Dans certains cas au moins, c’est le contraire de l’exploitation, si l’on peut dire, qui a enclenché le contact culturel désintégrateur. La distribution forcée de parcelles de terre aux Indiens d’Amérique du Nord, en 1887, a bénéficié à chacun d’eux individuellement, selon notre manière de calculer. Mais cette mesure a quasiment détruit l’existence physique de la race — le cas le plus frappant de déchéance culturelle qu’on connaisse. Le génie moral d’un John Collier a rétabli la situation presque un demi-siècle plus tard, quand il a insisté sur la nécessité d’un retour aux territoires tribaux  : de nos jours les Indiens d’Amérique du Nord forment à nouveau, au moins en certains endroits, une communauté vivante — et ce n’est pas l’amélioration économique, mais la restauration sociale qui a produit ce miracle.

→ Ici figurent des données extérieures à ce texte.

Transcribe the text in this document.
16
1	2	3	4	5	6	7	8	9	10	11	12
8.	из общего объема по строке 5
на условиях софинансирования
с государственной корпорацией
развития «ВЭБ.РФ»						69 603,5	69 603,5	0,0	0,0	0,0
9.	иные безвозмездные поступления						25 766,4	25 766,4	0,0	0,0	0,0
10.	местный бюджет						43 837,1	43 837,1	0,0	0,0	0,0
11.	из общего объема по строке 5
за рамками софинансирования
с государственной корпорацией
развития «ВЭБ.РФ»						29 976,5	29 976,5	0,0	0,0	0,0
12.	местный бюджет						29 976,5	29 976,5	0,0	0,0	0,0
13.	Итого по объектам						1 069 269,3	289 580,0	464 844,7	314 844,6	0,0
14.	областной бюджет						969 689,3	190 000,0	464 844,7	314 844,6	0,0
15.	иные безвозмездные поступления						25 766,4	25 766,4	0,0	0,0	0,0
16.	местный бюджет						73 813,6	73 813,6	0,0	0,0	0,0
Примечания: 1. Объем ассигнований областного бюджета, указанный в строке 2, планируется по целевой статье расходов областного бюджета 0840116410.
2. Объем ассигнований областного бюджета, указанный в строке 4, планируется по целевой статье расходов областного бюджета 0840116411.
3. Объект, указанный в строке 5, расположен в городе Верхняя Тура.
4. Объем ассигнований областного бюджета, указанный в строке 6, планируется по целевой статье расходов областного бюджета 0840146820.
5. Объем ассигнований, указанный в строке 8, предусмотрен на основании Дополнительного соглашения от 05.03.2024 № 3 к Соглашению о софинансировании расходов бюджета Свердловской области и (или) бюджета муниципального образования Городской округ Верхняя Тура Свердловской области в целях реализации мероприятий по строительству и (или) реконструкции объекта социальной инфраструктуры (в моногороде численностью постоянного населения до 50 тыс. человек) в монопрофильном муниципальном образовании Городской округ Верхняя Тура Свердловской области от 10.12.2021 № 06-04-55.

Le choc d’un contact culturel dévastateur a été enregistré par la naissance pathétique de la fameuse version de la Danse de l’Esprit (Ghost Danse), dans le jeu de main des Pawnee, vers 1890, exactement à l’époque où l’amélioration des conditions économiques rendait anachronique la culture /217/ aborigène de ces Indiens Peaux-Rouges. En outre, les recherches ethnologiques démontrent également que même le fait qu’une population augmente (ce qui est le second indice économique) n’exclut pas nécessairement qu’il se produise une catastrophe culturelle. En réalité, le taux de croissance naturel d’une popu­lation peut être un indice, soit de vitalité culturelle, soit de dégradation culturelle. Le sens originel du mot « prolétaire », qui rattache fécondité et mendicité, exprime cette ambivalence de manière frappante.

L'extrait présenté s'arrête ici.